Martha Bebinger is a reporter for WBUR, a professor of journalism at Harvard’s Extension School, a former Harvard Nieman Fellow, and a mother of three. But beneath her accomplished and composed demeanor resides a tragedy. Her father killed himself when she was 17.
“He shot himself with a pistol. He was in a hotel room—a mile-and-a-half from our house in San Antonio, Texas,” she said on a winter evening in a hallway outside her classroom in Cambridge, MA. It wasn’t the first time. He’d tried it twice before unsuccessfully. His diagnosis was schizophrenia although there were no hallucinations–just an inability to control his moods and unpredictable behavior. “I never knew who I was going to encounter,” Bebinger, 51, said of her father who was a civil servant at the Kelly Air Force Base. He tried medication, therapy, and was in and out of psychiatric hospitals but nothing seemed to help, she said.
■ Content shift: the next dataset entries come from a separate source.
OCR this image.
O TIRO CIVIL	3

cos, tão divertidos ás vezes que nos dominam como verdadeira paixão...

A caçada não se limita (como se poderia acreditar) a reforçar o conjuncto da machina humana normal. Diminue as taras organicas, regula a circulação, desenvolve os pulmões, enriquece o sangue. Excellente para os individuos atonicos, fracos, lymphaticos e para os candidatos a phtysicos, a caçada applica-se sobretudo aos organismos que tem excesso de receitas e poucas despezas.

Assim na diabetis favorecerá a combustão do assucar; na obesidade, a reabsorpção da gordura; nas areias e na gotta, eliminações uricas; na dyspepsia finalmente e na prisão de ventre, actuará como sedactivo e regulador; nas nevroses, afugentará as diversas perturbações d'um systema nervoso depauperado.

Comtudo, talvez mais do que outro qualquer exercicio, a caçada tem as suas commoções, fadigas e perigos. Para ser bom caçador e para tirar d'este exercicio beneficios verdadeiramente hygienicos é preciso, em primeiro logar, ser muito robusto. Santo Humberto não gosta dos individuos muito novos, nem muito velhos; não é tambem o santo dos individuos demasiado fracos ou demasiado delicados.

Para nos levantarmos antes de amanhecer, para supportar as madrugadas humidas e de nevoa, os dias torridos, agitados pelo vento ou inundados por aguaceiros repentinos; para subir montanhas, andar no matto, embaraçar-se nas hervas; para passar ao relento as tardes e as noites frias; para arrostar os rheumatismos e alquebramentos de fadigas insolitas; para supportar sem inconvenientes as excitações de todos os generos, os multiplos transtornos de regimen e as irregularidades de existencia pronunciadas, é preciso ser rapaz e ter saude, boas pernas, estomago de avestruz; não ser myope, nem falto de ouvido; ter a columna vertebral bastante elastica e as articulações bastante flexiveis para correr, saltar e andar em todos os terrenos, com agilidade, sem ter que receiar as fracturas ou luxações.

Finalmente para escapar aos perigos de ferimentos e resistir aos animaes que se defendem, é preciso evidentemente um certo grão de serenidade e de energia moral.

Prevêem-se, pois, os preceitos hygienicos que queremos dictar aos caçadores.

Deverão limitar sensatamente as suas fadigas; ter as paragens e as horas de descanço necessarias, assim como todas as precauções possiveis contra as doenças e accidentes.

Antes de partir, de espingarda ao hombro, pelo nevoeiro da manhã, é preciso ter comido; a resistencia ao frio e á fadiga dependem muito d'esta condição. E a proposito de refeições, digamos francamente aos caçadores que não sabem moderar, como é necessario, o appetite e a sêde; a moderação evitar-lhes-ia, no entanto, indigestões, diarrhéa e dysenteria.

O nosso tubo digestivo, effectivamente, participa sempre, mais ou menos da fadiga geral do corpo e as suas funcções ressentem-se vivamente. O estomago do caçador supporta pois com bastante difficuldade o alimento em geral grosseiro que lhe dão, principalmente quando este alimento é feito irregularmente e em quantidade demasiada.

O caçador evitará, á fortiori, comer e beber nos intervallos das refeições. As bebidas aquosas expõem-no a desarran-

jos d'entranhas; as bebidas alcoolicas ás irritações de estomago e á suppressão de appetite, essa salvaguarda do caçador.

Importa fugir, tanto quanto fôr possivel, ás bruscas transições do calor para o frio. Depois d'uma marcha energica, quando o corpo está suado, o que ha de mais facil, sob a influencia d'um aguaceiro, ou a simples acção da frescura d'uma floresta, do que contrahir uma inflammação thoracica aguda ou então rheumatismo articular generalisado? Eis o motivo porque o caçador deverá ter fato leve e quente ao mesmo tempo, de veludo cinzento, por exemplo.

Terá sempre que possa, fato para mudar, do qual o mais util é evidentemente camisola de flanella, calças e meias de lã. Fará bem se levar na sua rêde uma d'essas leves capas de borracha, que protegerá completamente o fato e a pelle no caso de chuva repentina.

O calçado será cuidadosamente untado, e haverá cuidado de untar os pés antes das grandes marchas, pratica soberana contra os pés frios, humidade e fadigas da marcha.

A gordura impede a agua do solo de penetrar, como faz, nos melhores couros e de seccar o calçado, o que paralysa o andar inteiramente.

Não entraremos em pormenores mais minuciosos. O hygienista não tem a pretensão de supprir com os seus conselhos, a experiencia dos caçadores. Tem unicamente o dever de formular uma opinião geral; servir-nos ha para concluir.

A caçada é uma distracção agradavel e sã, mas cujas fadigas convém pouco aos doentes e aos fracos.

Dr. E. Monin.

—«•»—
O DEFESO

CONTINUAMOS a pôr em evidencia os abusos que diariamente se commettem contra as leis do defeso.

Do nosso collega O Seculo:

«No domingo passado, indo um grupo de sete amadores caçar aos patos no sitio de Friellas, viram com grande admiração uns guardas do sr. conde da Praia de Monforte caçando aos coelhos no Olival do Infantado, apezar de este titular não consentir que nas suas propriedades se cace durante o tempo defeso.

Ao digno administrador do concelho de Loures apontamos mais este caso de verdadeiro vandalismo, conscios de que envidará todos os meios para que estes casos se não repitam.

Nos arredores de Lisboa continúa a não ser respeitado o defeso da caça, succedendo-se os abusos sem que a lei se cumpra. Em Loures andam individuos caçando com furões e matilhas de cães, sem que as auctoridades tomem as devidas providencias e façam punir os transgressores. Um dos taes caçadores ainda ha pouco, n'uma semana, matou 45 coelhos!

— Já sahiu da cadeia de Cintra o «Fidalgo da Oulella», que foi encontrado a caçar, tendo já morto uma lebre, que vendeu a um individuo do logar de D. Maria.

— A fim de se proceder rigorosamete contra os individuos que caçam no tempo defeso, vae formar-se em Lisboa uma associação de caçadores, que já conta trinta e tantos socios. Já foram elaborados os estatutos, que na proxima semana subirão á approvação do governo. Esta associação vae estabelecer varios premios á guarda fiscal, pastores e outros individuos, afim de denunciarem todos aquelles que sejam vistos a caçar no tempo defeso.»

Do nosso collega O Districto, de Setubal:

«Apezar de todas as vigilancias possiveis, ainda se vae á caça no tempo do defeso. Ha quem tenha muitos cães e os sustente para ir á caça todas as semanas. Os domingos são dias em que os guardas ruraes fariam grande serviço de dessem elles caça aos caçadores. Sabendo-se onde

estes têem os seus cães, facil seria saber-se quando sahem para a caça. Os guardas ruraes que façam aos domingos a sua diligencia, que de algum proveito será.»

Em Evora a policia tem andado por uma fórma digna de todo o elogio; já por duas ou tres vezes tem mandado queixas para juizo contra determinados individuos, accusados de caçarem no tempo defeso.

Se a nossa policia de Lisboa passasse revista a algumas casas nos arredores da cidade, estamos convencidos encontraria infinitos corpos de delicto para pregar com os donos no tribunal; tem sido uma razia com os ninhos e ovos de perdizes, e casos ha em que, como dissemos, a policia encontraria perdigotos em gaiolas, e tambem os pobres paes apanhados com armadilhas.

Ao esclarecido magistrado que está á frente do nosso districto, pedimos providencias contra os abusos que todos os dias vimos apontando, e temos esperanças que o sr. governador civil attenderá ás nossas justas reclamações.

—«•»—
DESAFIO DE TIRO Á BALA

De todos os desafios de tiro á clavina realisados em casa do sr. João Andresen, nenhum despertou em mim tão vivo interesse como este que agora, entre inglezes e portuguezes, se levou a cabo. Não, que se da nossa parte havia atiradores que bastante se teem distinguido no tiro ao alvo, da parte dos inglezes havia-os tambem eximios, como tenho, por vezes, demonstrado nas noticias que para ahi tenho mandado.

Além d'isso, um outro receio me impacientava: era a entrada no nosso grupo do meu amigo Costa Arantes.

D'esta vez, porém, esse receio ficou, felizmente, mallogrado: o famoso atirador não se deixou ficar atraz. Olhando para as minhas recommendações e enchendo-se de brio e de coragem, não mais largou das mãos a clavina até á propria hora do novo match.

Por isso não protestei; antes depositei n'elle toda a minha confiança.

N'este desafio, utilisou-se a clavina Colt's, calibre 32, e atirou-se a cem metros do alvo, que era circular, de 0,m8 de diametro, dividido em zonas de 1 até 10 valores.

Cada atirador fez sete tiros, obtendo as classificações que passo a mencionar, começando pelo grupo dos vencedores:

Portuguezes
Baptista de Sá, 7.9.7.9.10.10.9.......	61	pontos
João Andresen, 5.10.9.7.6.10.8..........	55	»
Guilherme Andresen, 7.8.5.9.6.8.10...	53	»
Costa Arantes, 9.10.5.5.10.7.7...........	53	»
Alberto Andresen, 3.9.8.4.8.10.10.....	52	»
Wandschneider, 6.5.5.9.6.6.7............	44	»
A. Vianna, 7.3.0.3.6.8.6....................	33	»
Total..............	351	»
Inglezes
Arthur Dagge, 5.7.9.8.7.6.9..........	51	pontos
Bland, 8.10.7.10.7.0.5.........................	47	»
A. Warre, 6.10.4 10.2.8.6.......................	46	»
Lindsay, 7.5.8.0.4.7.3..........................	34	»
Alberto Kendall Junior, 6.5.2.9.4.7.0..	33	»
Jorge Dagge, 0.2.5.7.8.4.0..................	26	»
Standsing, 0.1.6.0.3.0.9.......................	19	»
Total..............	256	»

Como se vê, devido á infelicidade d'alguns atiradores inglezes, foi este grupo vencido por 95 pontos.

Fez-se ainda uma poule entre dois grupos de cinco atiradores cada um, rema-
“I don’t fault my father, he didn’t have the life he wanted,” said Bebinger who has close-cropped grey hair and multiple ear piercings, said. She had just arrived home on that day 34 years ago from her church group’s ski trip. She was in the kitchen when her mother got the call from the police. She listened to the phone conversation and watched as her mother wrote the news of her father’s suicide on the kitchen chalkboard. As the oldest of the four children, she then had to tell her younger brother, 11, who was at a friend’s house.
Bebinger, a resident of Brookline, now has children of her own–one biological and two adopted. Whenever she records her father’s suicide on her biological son’s medical history forms it raises a red flag. “There are assumptions made about my son, 13, and he gets extra attention.”
Bebinger said she doesn’t think about her father’s suicide daily. “But it does feel a part of the undercurrent—part of the fabric of how I see the world–it ripples in ways I can’t believe,” she said.